Blood tests are now available to reliably determine paternity as early as the eighth or ninth week of pregnancy, The New York Times reported.
While invasive procedures such as amniocentesis or chorionic villus sampling (CVS), performed between 10 and 20 weeks, can also determine paternity, the new tests -- requiring only blood samples from the pregnant woman and the potential father -- carry less risk of miscarriage.
And while noninvasive paternity tests have been offered over the Internet for about a decade, experts say technology has advanced to the point that such testing can now be done reliably.
The tests analyze fragments of DNA from the fetus present in the mother’s blood.
"I have no doubt that these tests will work clinically," said Mark I. Evans, a professor at the Mount Sinai School of Medicine and director of Comprehensive Genetics, told the Times.
A paper describing one such test, developed by a company called Ravgen, was published last month in the New England Journal of Medicine.
Meanwhile, genetic researchers at the University of Washington had sequenced nearly the entire genome of an 18-week-old fetus using only a sample of the mother's blood and a swab of the father's saliva.
According to a separate report in The New York Times, scientists discovered in the 1990s that about 13 percent of the DNA floating freely in a pregnant woman's blood, outside her cells, belonged to her fetus. Further, the fetus gets half its DNA from the mother and half from the father.
Taking the genetic testing a step further, early and noninvasive prenatal testing for a number of genetic disorders could be a real possibility very soon, according to www.Care2.com.
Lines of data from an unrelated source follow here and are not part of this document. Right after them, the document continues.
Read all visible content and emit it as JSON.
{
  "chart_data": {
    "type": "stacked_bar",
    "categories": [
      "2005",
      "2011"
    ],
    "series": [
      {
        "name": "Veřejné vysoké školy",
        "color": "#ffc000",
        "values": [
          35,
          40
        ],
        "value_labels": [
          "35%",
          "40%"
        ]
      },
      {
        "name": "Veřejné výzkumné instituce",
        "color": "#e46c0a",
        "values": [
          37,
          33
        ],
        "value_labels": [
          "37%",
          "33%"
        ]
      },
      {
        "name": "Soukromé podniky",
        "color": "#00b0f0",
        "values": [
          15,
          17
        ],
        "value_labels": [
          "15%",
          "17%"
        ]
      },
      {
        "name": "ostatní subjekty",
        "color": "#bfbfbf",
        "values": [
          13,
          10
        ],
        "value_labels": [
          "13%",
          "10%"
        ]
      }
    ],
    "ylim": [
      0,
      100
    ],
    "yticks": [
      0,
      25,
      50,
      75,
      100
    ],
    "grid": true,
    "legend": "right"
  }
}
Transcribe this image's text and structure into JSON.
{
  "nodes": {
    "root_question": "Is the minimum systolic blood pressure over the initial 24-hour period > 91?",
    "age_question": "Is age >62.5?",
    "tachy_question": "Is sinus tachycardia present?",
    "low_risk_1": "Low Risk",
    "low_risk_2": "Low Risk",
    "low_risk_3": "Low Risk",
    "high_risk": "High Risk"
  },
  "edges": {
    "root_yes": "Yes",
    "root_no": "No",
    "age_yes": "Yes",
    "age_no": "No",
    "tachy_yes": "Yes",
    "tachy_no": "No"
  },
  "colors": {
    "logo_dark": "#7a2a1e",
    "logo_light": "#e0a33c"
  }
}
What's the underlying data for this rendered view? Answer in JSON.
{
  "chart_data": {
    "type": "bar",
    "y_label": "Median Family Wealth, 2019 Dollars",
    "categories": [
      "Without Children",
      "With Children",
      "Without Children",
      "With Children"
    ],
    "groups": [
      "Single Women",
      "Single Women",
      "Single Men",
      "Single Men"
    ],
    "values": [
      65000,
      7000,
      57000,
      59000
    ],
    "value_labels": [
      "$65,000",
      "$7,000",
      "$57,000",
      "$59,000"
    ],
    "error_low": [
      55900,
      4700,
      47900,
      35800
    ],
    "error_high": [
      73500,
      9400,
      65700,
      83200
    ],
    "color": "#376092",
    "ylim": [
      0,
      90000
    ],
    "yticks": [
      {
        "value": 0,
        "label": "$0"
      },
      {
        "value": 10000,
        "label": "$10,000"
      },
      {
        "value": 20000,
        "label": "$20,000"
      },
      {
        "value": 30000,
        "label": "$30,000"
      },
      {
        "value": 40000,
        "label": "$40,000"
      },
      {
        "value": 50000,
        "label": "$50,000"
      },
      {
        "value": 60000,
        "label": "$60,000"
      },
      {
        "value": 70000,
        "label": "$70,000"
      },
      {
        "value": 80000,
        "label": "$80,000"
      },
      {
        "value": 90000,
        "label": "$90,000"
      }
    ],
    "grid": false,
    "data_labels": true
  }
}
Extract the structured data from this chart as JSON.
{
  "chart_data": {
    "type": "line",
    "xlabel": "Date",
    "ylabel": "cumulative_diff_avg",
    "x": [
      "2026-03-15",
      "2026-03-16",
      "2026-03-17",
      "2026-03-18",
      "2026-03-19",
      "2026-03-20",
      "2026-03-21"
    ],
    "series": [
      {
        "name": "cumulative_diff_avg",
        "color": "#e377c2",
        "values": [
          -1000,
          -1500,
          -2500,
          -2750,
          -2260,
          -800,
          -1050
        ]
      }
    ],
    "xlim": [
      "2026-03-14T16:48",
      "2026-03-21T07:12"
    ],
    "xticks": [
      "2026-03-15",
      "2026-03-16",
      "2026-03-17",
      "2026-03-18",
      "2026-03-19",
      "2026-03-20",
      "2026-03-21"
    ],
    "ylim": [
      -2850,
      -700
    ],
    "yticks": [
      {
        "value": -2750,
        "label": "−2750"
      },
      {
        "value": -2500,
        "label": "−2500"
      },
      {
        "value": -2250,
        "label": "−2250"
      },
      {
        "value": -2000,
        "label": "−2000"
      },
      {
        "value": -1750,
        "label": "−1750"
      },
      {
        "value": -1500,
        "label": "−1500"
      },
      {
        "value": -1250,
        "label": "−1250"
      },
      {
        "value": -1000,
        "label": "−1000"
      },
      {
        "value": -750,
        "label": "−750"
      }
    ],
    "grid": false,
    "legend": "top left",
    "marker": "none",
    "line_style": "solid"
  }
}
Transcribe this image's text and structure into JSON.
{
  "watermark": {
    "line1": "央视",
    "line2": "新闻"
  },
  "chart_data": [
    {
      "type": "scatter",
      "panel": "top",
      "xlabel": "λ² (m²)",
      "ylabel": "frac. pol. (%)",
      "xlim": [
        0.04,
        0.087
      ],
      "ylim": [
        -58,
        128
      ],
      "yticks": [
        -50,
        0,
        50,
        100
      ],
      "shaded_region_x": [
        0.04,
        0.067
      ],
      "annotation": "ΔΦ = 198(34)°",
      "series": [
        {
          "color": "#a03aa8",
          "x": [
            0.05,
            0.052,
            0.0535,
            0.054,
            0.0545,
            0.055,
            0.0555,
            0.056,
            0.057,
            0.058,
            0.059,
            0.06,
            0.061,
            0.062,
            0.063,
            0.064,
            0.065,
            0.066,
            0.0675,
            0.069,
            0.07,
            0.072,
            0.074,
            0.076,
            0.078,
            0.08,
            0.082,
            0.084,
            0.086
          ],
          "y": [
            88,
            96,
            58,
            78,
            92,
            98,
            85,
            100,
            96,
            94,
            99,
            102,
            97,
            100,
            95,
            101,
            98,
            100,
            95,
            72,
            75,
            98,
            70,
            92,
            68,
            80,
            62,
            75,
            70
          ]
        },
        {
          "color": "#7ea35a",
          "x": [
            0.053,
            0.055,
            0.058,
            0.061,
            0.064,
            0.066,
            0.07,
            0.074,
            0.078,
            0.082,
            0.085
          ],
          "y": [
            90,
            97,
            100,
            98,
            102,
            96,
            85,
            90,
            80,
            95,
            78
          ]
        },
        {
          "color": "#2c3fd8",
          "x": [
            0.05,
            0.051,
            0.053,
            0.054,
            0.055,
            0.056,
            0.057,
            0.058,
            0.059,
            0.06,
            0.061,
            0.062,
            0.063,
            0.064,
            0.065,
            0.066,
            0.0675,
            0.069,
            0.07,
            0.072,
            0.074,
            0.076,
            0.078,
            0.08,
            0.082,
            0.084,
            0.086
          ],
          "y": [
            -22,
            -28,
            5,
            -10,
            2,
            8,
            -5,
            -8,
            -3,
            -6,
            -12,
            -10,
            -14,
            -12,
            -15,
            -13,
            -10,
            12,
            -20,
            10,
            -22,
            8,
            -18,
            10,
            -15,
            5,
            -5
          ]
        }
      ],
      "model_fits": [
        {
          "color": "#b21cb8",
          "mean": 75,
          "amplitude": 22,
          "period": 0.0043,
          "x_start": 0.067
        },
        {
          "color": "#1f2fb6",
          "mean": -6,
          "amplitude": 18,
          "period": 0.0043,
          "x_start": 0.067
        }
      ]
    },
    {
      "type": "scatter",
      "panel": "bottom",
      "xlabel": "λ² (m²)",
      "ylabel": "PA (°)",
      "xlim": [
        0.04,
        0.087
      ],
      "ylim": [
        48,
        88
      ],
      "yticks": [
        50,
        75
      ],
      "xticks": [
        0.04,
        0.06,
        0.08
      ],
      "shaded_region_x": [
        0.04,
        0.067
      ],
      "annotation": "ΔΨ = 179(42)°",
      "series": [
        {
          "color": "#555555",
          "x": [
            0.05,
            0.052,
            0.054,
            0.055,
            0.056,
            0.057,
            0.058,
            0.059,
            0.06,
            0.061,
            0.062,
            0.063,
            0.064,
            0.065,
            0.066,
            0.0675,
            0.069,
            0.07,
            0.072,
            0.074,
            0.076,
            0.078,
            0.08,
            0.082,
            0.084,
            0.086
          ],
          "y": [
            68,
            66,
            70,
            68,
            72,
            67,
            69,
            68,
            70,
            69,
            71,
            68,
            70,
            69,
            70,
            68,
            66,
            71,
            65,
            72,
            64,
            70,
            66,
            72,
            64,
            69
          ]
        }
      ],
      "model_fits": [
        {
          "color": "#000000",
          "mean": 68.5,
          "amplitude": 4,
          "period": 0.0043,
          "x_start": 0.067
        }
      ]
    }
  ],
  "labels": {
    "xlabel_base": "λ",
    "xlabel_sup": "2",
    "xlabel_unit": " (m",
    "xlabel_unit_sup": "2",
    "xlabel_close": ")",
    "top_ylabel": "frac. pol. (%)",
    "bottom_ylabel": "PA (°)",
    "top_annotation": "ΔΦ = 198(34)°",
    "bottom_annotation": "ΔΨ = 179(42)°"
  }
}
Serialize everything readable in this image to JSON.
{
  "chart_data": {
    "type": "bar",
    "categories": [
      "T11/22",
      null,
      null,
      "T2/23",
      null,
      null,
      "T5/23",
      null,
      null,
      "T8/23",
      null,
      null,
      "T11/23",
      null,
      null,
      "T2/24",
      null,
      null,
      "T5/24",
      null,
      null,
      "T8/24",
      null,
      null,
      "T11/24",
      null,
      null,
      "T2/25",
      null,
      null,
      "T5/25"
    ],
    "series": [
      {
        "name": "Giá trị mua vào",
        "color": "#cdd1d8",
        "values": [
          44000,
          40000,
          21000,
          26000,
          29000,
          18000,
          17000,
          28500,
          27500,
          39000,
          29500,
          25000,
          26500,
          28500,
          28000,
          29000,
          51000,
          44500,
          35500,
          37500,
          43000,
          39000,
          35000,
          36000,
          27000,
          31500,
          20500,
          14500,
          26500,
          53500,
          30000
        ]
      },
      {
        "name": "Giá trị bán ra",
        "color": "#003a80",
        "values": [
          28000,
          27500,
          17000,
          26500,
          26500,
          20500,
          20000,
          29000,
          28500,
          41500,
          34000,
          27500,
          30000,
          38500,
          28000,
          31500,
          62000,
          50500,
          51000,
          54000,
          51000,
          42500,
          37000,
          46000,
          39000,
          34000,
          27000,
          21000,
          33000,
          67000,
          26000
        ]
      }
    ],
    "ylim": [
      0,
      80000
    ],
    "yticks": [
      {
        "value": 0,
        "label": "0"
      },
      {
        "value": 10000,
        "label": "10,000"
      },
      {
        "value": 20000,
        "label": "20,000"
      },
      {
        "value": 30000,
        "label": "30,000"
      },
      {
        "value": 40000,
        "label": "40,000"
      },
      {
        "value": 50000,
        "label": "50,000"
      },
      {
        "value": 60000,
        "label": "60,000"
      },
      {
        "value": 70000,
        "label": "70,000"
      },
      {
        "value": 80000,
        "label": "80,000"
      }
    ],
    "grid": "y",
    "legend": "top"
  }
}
However, as the website pointed out that as the cost of analyzing fetus DNA -- currently about $20,000 to $50,000 -- fell, and as a result possibly became widely available in three to five years, the ethical implications mounted.
For example, about 85 percent of expecting American parents who learned their fetus had Down Syndrome choose to abort.
The cost of blood testing for paternity meantime, was now as low as $950 to $1,650, offered by Ravgen, the Columbia, Maryland based company's chief executive Dr. Ravinder Dhallan told the Times.
That's compared with around $500 for a conventional postbirth paternity test.
Another test developed by Silicon Valley company Natera was priced at $1,775, The Times wrote, adding that thousands of the prenatal tests had been ordered since it went on sale last August.